Rezension zu "Geschichte des öffentlichen Rechts in Deutschland" von Michael Stolleis
Wichtiger Teilband des Gesamtwerkes
In diesem, was das Gesamtwerk zum Thema durch Stolleis angeht, dritten Band der Darstellung, wendet sich der Autor umfassend und detailliert einer der wichtigsten Phasen der öffentlichen Rechtsgeschichte (samt späteren massiven „Beugungen des Rechts“ im dritten Reich) außerordentlich fundiert und übersichtlich zu.
Die heimlichen und offenen Vorbehalte der Eliten des Kaiserreiches gegen Parteien und Parlamente, die mühsame Konstitution eines Parlamentes vor 1914, das teils „wilde“ Ringen zur Zeit der Weimarer Republik, die Lähmung der parlamentarischen Demokratie, die letztlich den Weg zur Aufhebung der Grundrechte mit bedingte und die dann parlamentarische Farce im dritten Reich bieten eine Fülle an Stoff, Interpretationsmöglichkeiten, tiefen Einschnitte und starken Veränderungen, denen Stolleis durchaus in seiner Darstellung gerecht zu werden versteht.
Wobei Stolleis keinen Hehl daraus macht, dass seine Sympathien bei den „Vernunftrepublikanern“ der Weimarer Zeit, den „Verlierern der Geschichte“ liegen.

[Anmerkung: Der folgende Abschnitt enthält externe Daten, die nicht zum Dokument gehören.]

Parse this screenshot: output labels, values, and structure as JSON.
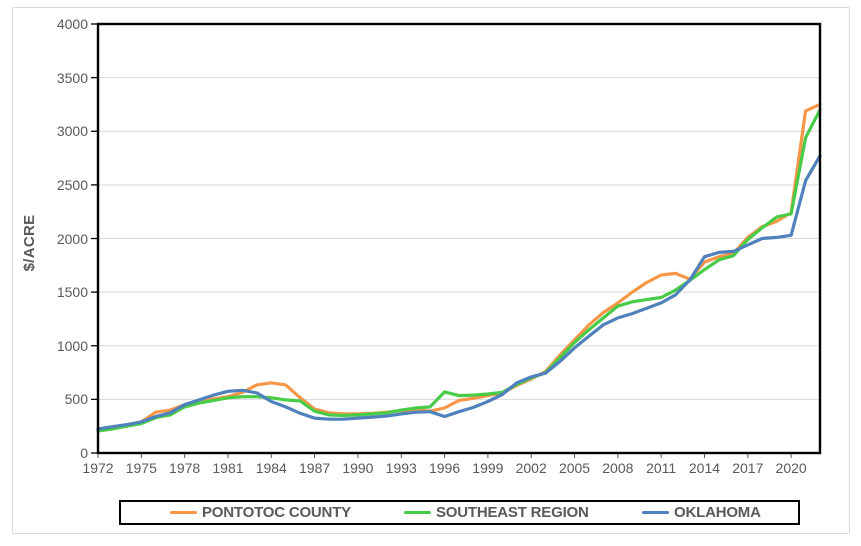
{
  "chart_data": {
    "type": "line",
    "title": "",
    "xlabel": "",
    "ylabel": "$/ACRE",
    "ylim": [
      0,
      4000
    ],
    "xlim": [
      1972,
      2022
    ],
    "yticks": [
      0,
      500,
      1000,
      1500,
      2000,
      2500,
      3000,
      3500,
      4000
    ],
    "xticks": [
      1972,
      1975,
      1978,
      1981,
      1984,
      1987,
      1990,
      1993,
      1996,
      1999,
      2002,
      2005,
      2008,
      2011,
      2014,
      2017,
      2020
    ],
    "grid": "horizontal",
    "legend_position": "bottom",
    "x": [
      1972,
      1973,
      1974,
      1975,
      1976,
      1977,
      1978,
      1979,
      1980,
      1981,
      1982,
      1983,
      1984,
      1985,
      1986,
      1987,
      1988,
      1989,
      1990,
      1991,
      1992,
      1993,
      1994,
      1995,
      1996,
      1997,
      1998,
      1999,
      2000,
      2001,
      2002,
      2003,
      2004,
      2005,
      2006,
      2007,
      2008,
      2009,
      2010,
      2011,
      2012,
      2013,
      2014,
      2015,
      2016,
      2017,
      2018,
      2019,
      2020,
      2021,
      2022
    ],
    "series": [
      {
        "name": "PONTOTOC COUNTY",
        "color": "#F79646",
        "values": [
          215,
          235,
          260,
          290,
          380,
          400,
          450,
          480,
          505,
          525,
          565,
          635,
          655,
          635,
          515,
          410,
          375,
          365,
          365,
          370,
          380,
          395,
          405,
          390,
          420,
          490,
          510,
          535,
          560,
          630,
          690,
          760,
          915,
          1055,
          1195,
          1310,
          1400,
          1500,
          1590,
          1660,
          1675,
          1620,
          1780,
          1830,
          1860,
          2010,
          2110,
          2160,
          2240,
          3190,
          3250
        ]
      },
      {
        "name": "SOUTHEAST REGION",
        "color": "#48CC48",
        "values": [
          205,
          225,
          250,
          275,
          330,
          355,
          430,
          465,
          490,
          515,
          525,
          525,
          515,
          495,
          485,
          390,
          355,
          350,
          355,
          365,
          375,
          400,
          420,
          430,
          570,
          535,
          540,
          550,
          565,
          640,
          700,
          750,
          890,
          1030,
          1150,
          1260,
          1370,
          1410,
          1430,
          1450,
          1520,
          1610,
          1710,
          1800,
          1840,
          1990,
          2100,
          2200,
          2230,
          2940,
          3200
        ]
      },
      {
        "name": "OKLAHOMA",
        "color": "#4F81BD",
        "values": [
          225,
          245,
          265,
          290,
          340,
          375,
          450,
          495,
          540,
          575,
          585,
          560,
          480,
          430,
          370,
          325,
          315,
          315,
          325,
          335,
          345,
          365,
          380,
          385,
          340,
          385,
          425,
          480,
          545,
          655,
          710,
          745,
          855,
          980,
          1090,
          1195,
          1260,
          1300,
          1350,
          1400,
          1475,
          1615,
          1830,
          1870,
          1880,
          1940,
          2000,
          2010,
          2030,
          2540,
          2770
        ]
      }
    ],
    "layout_hints": {
      "axis_text_color": "#595959",
      "gridline_color": "#D9D9D9",
      "plot_border_color": "#000000",
      "outer_border_color": "#D5DBE3",
      "x_tick_color": "#595959",
      "y_tick_color": "#000000"
    }
  }
}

In einer überwiegend chronologischen Ordnung, die zudem aber auch von Stolleis thematisch zugeordnet wird.
Vom „langen Abschied“ von der festgefügten Ordnung des 19. Jahrhunderts über die „Staatsrechtslehre“ im ersten Weltkrieg und die Zäsur für das öffentliche Recht desselben führt der Weg zum ersten, wichtigen Schwerpunkt der Darstellung, der Reichsverfassung über Versailles und Weimar mit ihrer „neuen“ Staatsrechtlehre und Verfassung.
Im fast Wirrwarr zu nennender Entfaltung in Landesverfassung und Wahlrecht, in ausuferndem Methodenstreit und (nicht nur einer) drohenden Staatskrise folgt Stolleis minutiös dem „Versuch einer Republik“ und zeigt auf rechtlichem Gebiet die Haltungen, Gegensätze (Positivsten und Antipositivisten u.a.) und Versjuche der Lösungen auf (wie u.a. die Vereinigung der deutschen Staatsrechtlehrer 1922-23).
Überaus informativ und spannend zu lesen ist dabei der ausführliche Blick, den Stolleis auf die „Zerstörung und Selbstzerstörung eines Faches legt“. Impulse, die auch für spätere Zeiten bis zur Gegenwart hin den ein- oder anderen Gradmesser für die „Gesundheit eines Staatsrechts“ bilden können.
Wie dann „die Verwaltung“ im Rahmen der Gleichschaltung im dritten Reich mehr und mehr die Vorherrschaft übernommen hat (unter „Erledigung der Verfassungsfrage“) unter anderem mit der „justizfreien Hoheit der Polizei“, auch das zeigt minutiös den Weg der Degenration des öffentlichen Rechtes zu jener Zeit überzeugend auf.
Fragen und Erkenntnisse, die Stolleis im letzten Teil des Buches, „Das Ende“ bündelt und die „Mitwirkung“ der „Öffentlichkeitsrechtler“ ebenso benennt, wie er Maßstäbe für eine Bewertung differenziert anbietet.
Staatsrecht, Verwaltungsrecht, Verfassung, Sozialrecht, Völkerrecht bilden die Schwerpunkte der Darstellung, die Stolleis fundiert vorlegt und die, nicht zuletzt aufgrund des opulenten Literaturverzeichnisses, wichtige Grundlagen für die wissenschaftliche Diskussion und Weiterarbeit am Thema bietet. Das alles, nicht unwichtig, zu bemerken, in einem verständlichen und flüssigen Stil dargeboten, so dass nicht erst verschiedene Lexika zum Verständnis des Buches herangezogen werden müssen.